Nicholas struggled to obey. Something, a vise, gripped his ribs. If only it would ease up.
“I’ve got ya!” J.P. screamed. “Just open your goddamned motherfucking eyes!”
Nicholas could breathe. He could breathe! He was not underwater, encased. He was mashed up against something hard, and J.P.’s forearm was squeezing his belly so tight it hurt. Underwater, he was propped on something, J.P.’s knee.
“Just a sec. I’ll get rid of this.” Nicholas heard a clunk up above in the boat. The boat.
“There. You still okay?” J.P. said.
Nicholas couldn’t speak for coughing. But he could breathe a bit. He could breathe.
“Okay, Link, my man, yer gonna fuckin’ hold on, you hear?” Hoisting Nicholas from behind, J.P. folded Nicholas’s arms over the transom and mashed his hands into the floorboards, pushing his fingers down through the narrow strips of wood. Continued screaming. “Don’t move those fuckin’ hands one fuckin’ inch!”
No, Nicholas definitely would not move them one fucking inch. The dark angel had spoken. Nicholas was little, lying in the snow, limbs carving out four giant angel wings. Angel of indentation. Angel of absence and cold. And when summer came? What became of a frozen angel? Melted into a pool, of course, concave to convex. It made such perfect sense. How did everyone not know? He would tell them. Tell the world what he knew. A smile of satisfaction came over Nicholas’s wet lips. The hollow in the snow became the solid thing you wrestled with.
The boat. The boat rolling over them like a whale. Whooosh! Nicholas sank down, down for what seemed like forever. Back to the lung-breaking blackness. But he felt the hand on his, and realized it had been there all along. J.P.’s hand. Mashing his hand flat on wood. And now there was air. And the boat was somehow upright. J.P. was up above him, miraculously in the boat, grabbing his wrists. Nicholas’s nose and chin and ribs scraped the hull. His arms nearly yanked from their sockets. And then he was piked over the deck, face mashed against the floorboards, feet hanging in air.
The familiar wooden bars imprinting his forehead brought him back to the world.
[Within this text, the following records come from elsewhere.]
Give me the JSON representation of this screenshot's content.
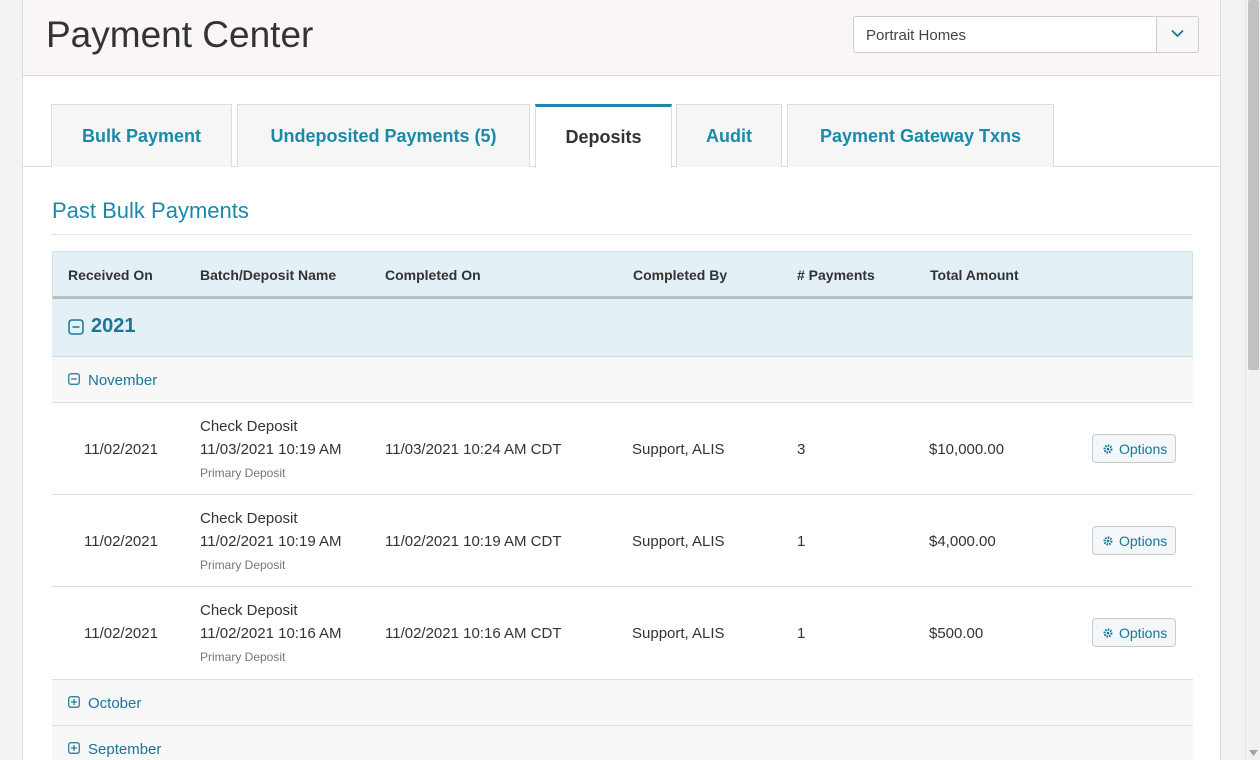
{
  "header": {
    "title": "Payment Center",
    "company_select": {
      "value": "Portrait Homes"
    }
  },
  "tabs": [
    {
      "label": "Bulk Payment",
      "active": false
    },
    {
      "label": "Undeposited Payments (5)",
      "active": false
    },
    {
      "label": "Deposits",
      "active": true
    },
    {
      "label": "Audit",
      "active": false
    },
    {
      "label": "Payment Gateway Txns",
      "active": false
    }
  ],
  "section": {
    "title": "Past Bulk Payments"
  },
  "table": {
    "columns": [
      "Received On",
      "Batch/Deposit Name",
      "Completed On",
      "Completed By",
      "# Payments",
      "Total Amount"
    ],
    "year": "2021",
    "month": "November",
    "rows": [
      {
        "received_on": "11/02/2021",
        "batch_name": "Check Deposit",
        "batch_date": "11/03/2021 10:19 AM",
        "batch_note": "Primary Deposit",
        "completed_on": "11/03/2021 10:24 AM CDT",
        "completed_by": "Support, ALIS",
        "payments": "3",
        "total": "$10,000.00",
        "action": "Options"
      },
      {
        "received_on": "11/02/2021",
        "batch_name": "Check Deposit",
        "batch_date": "11/02/2021 10:19 AM",
        "batch_note": "Primary Deposit",
        "completed_on": "11/02/2021 10:19 AM CDT",
        "completed_by": "Support, ALIS",
        "payments": "1",
        "total": "$4,000.00",
        "action": "Options"
      },
      {
        "received_on": "11/02/2021",
        "batch_name": "Check Deposit",
        "batch_date": "11/02/2021 10:16 AM",
        "batch_note": "Primary Deposit",
        "completed_on": "11/02/2021 10:16 AM CDT",
        "completed_by": "Support, ALIS",
        "payments": "1",
        "total": "$500.00",
        "action": "Options"
      }
    ],
    "collapsed_months": [
      "October",
      "September"
    ]
  },
  "colors": {
    "accent": "#1a8aa8",
    "header_bg": "#e3f0f5"
  },
  "icons": {
    "collapse": "minus-square-icon",
    "expand": "plus-square-icon",
    "options": "gear-icon",
    "dropdown": "chevron-down-icon"
  }
}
Nicholas raised his head, which hit the main cleat. He looked at the cleat a long time. No sheet. Good. Someone had had the sense to uncleat it. He let his head drop again. Something about angels. A dream of light and dark angels and a vortex of snowy whorls turning inside out.
Far above him, the dark angel spoke. “Now, how the fuck do you run this thing?”
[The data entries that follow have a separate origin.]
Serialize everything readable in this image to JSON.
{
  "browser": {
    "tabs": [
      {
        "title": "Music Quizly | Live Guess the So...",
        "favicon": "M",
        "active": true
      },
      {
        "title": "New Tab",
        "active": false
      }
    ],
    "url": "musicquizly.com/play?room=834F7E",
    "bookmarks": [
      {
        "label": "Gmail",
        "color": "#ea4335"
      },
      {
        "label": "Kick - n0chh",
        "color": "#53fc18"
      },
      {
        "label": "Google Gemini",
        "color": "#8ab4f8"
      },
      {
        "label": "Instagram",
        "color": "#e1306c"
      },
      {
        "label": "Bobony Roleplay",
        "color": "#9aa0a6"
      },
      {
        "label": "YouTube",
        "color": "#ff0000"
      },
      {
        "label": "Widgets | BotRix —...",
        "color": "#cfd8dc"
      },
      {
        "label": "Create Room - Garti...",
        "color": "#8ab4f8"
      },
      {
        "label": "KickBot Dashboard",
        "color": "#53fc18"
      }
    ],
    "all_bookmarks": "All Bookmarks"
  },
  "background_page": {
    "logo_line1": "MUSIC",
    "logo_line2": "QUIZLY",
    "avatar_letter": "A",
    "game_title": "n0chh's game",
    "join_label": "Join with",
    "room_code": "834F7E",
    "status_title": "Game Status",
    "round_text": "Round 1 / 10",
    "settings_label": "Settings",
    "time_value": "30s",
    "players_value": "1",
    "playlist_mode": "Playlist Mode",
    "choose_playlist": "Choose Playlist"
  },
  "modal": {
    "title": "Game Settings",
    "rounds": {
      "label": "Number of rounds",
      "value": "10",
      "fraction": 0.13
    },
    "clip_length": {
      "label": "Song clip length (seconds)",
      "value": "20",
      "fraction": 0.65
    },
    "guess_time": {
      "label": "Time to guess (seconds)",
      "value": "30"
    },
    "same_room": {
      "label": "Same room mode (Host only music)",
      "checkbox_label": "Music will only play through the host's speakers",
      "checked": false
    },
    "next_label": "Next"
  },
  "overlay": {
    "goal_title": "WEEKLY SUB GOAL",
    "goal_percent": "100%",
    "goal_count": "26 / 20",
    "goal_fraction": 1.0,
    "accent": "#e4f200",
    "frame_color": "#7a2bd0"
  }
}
Kate finished up work on a couple of graves and stood up straight, wondering how many more years of this her back could take. On the bright side, spring was in the air, the snow was gone — except for a few patches in the shade — and having remembered to wear rubber boots, she had dry feet. It took Kate a couple of trips to tote the grave care paraphernalia back to her car: a vase in need of proper washing, the few weeds that had grown separately bagged from the grass clippings according to their destiny as garbage or compost, large clippers, camera, ragbag and spray cleaner for the smooth-polished stones. At the car, it came to Kate she had no desire to leave. A stunning day, nothing pressing — plenty of time for a stroll.
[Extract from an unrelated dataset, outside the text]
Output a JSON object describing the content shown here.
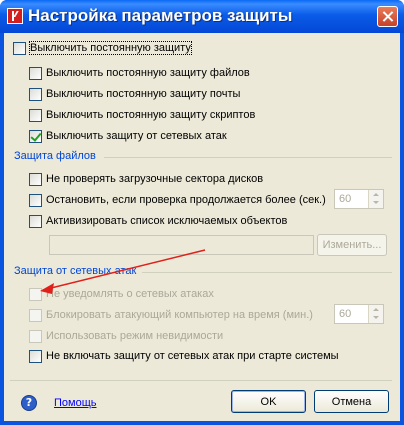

Kate knew just about every name in this cemetery. Most of those buried were her parents’ or grandparents’ contemporaries, but there was the odd baby (usually from old, less medically enlightened times). Worse than the babies, for Kate, were the two or three she’d known in school, who never made it past their teens. She stopped now at a plot she usually hurried past:
Kate cringed, as always, at the misplaced humour, which the family could hardly have intended. She could only suppose that, blind with grief, they didn’t see the effect until too late. And again, Kate marvelled at how a middle name, laid out like that, made her feel like a voyeur, how it took someone and stripped them naked for all to see. Arnold. After a grandfather, most likely. A farmer or a trainman from the heady days of logging and mining, when goods would arrive from the north by river, from the south by rail, to be redistributed from Pine Rapids’ little station, once an important hub.